From:  The Humane Society of the United States

Dec 8, 2014 by Wayne Pacelle

The horse slaughter industry has been dealt the biggest blow since The HSUS led the fight in Congress, the states, and federal courts to shut down the three operating horse slaughter plants in the United States in 2007. Today’s game-changing news: the European Commission has suspended the import of horsemeat from Mexico to the European Union (EU) due to food safety concerns.

Mexico accepts tens of thousands of American horses for slaughter and shipment to Europe. Photo: The HSUS

HSI EU executive director Jo Swabe and I have personally appealed to senior EU regulatory leaders multiple times on this issue. I have long wondered how the Europeans could tolerate the rampant abuse and drugging of horses endemic to the North American trade, given their rigorous adherence to humane food safety standards for other species. The regulatory correction to the situation in Mexico has now finally occurred.

The suspension follows a series of audits by the Commission’s Food and Veterinary Office (FVO) – the most recent one was published last week. The audit is a shocking account of significant animal welfare concerns that riddle the entire horse slaughter pipeline, from the United States to Mexico. The audit also details serious concerns about the traceability of horses slaughtered in EU-certified equine slaughterhouses in Mexico; 87 percent of these animals originate from the United States.

The Commission’s decision reflects exactly what The HSUS and HSI have been saying for years – there are serious food safety issues regarding horsemeat that originates from U.S. horses because they are not raised as food animals. Horses are our companions and partners in work and sport. As a result, horses are commonly treated with drugs such as phenylbutazone and other substances long deemed unfit for human consumption. And, as the audit shows, American horses lack lifetime medical records and do not meet EU food safety regulations.

While the audit focused on food safety, it also documented appalling suffering in the United States and Mexico. It details downed, sick horses slaughtered for human consumption despite being ill, horses suffering in export facilities on U.S. soil, and horrific welfare problems during transport. The audit confirms the cruelty of the horse slaughter pipeline that The HSUS has repeatedly exposed through undercover footage. The FVO even acknowledges that the information received from groups such as The HSUS and HSI accurately depicts the extremely poor conditions in which horses are transported. Special thanks to Animals Angels for its tireless work to document this trade.

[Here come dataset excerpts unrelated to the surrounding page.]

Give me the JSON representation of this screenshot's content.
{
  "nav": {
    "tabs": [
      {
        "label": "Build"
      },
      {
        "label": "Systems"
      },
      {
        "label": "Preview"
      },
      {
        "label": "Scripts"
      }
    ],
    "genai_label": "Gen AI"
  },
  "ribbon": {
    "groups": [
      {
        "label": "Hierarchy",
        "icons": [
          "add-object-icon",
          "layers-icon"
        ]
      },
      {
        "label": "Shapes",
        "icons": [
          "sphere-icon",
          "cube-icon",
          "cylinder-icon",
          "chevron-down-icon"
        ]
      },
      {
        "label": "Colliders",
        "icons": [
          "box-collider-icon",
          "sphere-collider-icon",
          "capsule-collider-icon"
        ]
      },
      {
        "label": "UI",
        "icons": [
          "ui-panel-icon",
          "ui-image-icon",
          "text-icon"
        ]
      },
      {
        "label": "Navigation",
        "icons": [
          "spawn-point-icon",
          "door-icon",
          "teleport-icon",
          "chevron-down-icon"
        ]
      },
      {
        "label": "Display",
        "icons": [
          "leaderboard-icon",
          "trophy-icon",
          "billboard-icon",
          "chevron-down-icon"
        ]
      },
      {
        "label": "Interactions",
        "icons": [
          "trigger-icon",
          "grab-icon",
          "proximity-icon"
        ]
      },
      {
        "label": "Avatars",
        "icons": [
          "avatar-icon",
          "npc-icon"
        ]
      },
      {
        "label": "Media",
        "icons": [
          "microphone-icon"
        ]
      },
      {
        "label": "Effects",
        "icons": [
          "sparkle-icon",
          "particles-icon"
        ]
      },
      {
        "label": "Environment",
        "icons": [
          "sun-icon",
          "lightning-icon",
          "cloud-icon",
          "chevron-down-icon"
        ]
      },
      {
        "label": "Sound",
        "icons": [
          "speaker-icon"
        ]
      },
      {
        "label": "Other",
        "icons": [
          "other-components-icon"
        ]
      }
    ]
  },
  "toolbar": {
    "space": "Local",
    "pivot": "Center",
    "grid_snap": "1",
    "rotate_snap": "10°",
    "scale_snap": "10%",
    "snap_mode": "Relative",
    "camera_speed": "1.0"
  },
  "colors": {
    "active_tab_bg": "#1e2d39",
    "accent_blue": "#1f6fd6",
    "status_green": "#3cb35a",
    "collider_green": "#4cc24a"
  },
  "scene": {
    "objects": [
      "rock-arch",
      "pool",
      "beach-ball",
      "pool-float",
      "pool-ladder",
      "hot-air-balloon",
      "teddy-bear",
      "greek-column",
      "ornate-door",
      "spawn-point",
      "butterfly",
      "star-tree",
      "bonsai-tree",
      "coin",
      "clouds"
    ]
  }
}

The predatory horse slaughter industry is singularly concerned with making a buck, by snatching up young and healthy horses at auction, often outbidding legitimate horse owners and rescues. For these interests, it’s never been about euthanizing old, sick horses – that’s been a fiction since the start of this debate. This lust for profit is precisely why the industry and its legions of lobbyists have fought so hard to block federal legislation that would end horse slaughter.

We’ve long argued that Congress should enact the SAFE Act (Safeguard American Food Exports Act), to halt the transport of horses for slaughter within the United States and also to our North American neighbors. With Congress last year defunding slaughter in the United States, and the EU’s action to shut down imports from Mexico, there really is no rationale for not banning this trade.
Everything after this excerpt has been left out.